Why? There are theories galore -- a belief in retribution, exaggerated perceptions of the risk of being a victim, suppressed racism, etc. A new favorite is that, unlike the Europeans, Americans aren't brainwashed by their chardonnay-sipping, pacifist-minded elites. But the only one I'm qualified to comment on -- and the only one that I'm sure is not grounded on solid evidence -- is that capital punishment is a deterrent to murder.

I got interested in the subject in the 1970s, when the Supreme Court was still liberal enough to entertain the idea that capital punishment might be unconstitutional. This was also an era in which economics was especially entrepreneurial, and economists were cockily opining on everything from slavery to drug addiction to marriage. Defenders of the death penalty got hold of a paper by one of them (a grad student at Chicago named Isaac Ehrlich), who used an econometric model to demonstrate that each execution saved multiple innocent lives.

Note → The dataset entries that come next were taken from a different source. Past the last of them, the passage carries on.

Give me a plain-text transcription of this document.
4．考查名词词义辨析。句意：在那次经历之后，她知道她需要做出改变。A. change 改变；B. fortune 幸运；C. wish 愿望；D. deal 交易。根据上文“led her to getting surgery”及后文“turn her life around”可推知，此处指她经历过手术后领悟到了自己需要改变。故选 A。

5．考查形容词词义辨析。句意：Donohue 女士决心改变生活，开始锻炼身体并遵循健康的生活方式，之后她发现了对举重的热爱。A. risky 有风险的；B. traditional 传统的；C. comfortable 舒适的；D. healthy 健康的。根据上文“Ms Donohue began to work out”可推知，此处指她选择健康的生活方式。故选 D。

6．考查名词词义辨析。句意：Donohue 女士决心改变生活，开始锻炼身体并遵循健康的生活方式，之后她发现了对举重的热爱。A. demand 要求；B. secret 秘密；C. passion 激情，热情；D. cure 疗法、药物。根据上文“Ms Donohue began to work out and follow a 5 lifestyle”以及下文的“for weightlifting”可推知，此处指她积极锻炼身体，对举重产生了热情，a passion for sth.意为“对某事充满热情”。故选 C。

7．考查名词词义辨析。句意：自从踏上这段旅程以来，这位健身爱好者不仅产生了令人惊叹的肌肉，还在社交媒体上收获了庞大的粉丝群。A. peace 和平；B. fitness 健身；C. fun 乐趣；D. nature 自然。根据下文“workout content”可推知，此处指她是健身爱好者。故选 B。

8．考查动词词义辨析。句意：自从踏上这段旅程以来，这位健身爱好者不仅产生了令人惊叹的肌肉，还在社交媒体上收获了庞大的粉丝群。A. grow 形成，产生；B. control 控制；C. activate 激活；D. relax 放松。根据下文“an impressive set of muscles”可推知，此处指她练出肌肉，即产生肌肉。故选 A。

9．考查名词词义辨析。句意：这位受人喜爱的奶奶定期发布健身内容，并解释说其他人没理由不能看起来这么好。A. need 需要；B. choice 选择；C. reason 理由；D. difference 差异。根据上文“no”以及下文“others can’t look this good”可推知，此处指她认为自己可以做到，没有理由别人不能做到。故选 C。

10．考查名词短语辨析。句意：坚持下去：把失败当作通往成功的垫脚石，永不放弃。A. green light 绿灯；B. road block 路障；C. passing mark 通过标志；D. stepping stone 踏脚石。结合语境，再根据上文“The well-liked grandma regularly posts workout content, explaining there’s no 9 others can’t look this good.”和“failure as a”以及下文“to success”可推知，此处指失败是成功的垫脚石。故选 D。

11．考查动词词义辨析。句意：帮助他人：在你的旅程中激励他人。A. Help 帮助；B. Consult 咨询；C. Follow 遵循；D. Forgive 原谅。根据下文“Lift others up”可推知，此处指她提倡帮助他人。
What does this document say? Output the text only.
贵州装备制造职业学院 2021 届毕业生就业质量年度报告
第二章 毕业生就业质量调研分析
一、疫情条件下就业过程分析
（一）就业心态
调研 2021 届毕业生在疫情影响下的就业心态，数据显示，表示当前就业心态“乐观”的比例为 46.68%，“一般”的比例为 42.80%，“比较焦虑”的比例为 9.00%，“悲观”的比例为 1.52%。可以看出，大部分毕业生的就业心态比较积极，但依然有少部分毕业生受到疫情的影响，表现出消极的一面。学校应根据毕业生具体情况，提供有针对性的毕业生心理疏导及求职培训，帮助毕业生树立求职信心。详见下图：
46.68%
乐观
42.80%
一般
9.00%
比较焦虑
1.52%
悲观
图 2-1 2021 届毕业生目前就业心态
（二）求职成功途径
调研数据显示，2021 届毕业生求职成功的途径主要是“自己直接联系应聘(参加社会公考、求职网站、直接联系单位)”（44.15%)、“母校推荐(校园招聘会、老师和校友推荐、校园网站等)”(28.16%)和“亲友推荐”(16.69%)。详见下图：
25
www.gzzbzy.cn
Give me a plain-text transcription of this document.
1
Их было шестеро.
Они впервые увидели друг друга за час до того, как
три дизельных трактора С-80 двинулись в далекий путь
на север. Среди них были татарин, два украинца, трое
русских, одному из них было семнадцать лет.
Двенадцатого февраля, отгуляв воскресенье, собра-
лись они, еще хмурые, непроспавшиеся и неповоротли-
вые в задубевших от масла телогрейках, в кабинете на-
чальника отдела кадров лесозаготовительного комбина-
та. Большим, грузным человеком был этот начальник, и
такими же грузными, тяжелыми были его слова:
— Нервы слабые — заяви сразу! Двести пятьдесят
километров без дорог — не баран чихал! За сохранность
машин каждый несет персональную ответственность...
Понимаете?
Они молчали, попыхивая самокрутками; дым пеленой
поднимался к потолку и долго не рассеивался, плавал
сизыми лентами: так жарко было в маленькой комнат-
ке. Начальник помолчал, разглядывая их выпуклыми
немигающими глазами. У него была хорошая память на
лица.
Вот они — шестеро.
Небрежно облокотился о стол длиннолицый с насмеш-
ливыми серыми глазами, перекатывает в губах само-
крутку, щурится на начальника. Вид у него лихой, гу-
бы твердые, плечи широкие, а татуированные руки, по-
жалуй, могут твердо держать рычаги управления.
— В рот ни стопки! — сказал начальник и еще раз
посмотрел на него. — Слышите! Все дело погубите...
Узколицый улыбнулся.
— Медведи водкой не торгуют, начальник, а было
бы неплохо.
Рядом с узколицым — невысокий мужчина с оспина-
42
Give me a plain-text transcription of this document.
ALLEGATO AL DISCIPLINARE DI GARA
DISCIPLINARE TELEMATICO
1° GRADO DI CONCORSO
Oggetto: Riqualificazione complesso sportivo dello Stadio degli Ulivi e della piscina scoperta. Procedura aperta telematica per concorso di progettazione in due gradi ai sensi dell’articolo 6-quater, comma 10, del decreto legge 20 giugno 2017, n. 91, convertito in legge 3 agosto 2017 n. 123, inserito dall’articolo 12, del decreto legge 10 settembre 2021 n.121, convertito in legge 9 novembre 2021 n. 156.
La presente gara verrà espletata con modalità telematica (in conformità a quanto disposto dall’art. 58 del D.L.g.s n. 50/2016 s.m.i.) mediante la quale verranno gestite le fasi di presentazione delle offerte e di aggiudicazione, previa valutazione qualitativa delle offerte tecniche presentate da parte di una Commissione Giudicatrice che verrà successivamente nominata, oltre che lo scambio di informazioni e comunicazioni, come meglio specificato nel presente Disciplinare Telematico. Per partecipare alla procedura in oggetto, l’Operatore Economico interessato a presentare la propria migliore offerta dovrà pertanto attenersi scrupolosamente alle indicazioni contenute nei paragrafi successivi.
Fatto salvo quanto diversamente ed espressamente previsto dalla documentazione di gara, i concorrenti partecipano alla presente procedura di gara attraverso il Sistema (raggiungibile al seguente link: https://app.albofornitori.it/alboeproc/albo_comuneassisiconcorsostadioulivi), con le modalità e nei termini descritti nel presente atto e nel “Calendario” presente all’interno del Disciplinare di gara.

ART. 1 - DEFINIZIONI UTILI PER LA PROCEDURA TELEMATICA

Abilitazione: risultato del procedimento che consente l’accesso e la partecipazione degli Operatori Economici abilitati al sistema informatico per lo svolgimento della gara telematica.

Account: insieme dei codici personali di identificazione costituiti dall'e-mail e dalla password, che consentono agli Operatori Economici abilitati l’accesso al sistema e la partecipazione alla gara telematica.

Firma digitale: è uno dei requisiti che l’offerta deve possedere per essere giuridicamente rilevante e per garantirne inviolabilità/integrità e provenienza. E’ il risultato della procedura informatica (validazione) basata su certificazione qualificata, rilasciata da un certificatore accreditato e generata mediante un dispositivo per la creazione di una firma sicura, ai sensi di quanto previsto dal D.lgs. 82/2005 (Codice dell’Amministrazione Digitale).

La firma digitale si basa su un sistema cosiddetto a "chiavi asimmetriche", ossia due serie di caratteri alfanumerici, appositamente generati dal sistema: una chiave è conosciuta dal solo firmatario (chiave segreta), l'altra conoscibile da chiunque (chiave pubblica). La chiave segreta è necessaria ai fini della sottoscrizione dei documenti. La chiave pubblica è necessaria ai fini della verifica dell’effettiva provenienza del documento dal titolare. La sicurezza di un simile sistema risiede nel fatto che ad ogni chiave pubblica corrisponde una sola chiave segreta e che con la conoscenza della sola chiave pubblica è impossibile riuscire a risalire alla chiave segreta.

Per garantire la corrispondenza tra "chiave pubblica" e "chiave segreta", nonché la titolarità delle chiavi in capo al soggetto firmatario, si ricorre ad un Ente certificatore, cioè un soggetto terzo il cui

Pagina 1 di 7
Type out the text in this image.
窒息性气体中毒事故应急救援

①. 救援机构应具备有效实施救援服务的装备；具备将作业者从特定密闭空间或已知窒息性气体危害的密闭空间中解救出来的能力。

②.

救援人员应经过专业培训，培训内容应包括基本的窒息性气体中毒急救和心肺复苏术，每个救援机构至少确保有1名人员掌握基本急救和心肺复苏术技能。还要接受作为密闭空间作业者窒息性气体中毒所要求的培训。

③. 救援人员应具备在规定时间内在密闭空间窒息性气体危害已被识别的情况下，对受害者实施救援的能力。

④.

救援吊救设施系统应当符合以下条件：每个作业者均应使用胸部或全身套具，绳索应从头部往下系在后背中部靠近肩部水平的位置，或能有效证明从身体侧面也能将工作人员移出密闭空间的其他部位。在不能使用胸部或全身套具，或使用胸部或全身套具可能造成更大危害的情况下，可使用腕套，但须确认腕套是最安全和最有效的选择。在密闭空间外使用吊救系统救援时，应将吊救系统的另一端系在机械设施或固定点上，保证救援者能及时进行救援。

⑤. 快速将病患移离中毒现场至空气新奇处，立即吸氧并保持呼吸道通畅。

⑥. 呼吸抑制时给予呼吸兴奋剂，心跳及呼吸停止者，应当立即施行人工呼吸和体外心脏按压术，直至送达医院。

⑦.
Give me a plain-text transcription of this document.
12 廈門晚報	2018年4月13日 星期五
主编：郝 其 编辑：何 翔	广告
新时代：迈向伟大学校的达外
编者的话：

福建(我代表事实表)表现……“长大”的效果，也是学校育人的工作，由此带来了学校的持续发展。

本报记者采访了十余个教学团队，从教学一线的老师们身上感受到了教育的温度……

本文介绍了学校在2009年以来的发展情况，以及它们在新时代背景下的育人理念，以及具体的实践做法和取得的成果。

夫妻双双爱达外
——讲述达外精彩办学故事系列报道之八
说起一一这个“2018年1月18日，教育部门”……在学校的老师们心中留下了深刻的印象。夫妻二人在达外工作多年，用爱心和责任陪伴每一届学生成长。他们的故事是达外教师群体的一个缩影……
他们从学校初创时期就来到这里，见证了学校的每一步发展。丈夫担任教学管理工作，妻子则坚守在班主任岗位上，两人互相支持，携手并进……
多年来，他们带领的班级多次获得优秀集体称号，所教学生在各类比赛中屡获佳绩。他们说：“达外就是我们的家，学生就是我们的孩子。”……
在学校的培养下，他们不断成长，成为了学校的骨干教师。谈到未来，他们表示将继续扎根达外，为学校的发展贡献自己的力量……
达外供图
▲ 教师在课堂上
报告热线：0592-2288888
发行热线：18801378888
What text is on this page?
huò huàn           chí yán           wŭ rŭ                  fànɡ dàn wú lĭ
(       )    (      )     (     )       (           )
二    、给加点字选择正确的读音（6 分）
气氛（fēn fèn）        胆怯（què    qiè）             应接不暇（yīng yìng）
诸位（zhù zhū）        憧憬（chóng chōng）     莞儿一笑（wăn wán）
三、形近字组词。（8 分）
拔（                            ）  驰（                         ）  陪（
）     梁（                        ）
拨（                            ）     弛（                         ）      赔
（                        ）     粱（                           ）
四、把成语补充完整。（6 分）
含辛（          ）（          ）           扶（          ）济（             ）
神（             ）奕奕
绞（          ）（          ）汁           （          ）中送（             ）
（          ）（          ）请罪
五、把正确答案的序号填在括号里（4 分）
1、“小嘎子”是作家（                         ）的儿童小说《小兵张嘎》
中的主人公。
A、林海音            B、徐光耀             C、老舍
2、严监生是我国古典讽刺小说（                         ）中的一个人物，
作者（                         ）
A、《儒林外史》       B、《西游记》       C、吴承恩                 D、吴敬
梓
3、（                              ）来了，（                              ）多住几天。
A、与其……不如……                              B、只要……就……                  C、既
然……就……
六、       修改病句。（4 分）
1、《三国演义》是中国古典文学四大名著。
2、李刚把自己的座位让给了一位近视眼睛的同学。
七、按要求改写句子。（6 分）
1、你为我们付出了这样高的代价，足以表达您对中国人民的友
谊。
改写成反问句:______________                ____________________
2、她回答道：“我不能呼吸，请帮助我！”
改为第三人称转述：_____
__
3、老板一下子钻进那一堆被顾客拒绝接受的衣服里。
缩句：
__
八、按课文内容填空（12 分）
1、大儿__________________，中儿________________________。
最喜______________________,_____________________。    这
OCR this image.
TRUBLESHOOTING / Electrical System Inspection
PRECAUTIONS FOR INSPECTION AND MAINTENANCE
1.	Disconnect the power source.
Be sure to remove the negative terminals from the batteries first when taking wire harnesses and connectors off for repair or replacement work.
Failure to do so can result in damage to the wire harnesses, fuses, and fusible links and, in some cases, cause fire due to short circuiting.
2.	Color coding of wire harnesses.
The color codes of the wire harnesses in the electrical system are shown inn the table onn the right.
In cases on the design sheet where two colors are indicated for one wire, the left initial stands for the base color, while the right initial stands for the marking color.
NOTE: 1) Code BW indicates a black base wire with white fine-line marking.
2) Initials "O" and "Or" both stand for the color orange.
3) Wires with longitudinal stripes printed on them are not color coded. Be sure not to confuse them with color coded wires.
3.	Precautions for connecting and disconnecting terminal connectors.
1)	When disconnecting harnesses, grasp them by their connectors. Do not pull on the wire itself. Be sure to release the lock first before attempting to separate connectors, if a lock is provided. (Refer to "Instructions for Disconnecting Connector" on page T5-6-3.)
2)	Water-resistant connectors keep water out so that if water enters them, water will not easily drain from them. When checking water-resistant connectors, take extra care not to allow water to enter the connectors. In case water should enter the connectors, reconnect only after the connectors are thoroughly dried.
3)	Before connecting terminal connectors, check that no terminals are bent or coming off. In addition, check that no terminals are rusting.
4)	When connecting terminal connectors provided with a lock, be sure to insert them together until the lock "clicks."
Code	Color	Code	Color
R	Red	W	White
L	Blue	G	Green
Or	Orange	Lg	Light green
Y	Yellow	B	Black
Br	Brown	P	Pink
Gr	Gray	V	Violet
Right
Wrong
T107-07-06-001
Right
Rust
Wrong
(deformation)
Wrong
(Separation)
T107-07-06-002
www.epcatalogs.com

A bunch of other economists (including me) heaped criticism on the research in scholarly journals. But what filtered through to the Supreme Court and other opinion makers was that "the experts disagree." And though the passion has died down, it occasionally still flares. As recently as 2003, a couple of economists reported that one lethal injection reduced the murder count by 18. Not surprisingly, their statistical work was subsequently dumped on by other economists.

I hope (and I'm pretty sure) that the death penalty adds little deterrence to that created by the prospect of life in one of the hellholes we call prisons. But putting on my former professor's cap, probably the best one can say is that, if capital punishment is indeed a deterrent, the signal is way too weak to be distinguished from the noise.

Why bring this up now? With the pounding that the hard sciences are taking these days on subjects ranging from climate change to evolution to the value of vaccines, it would probably be prudent for economists to keep their heads down. It's hard enough to listen to what people are saying about Keynes.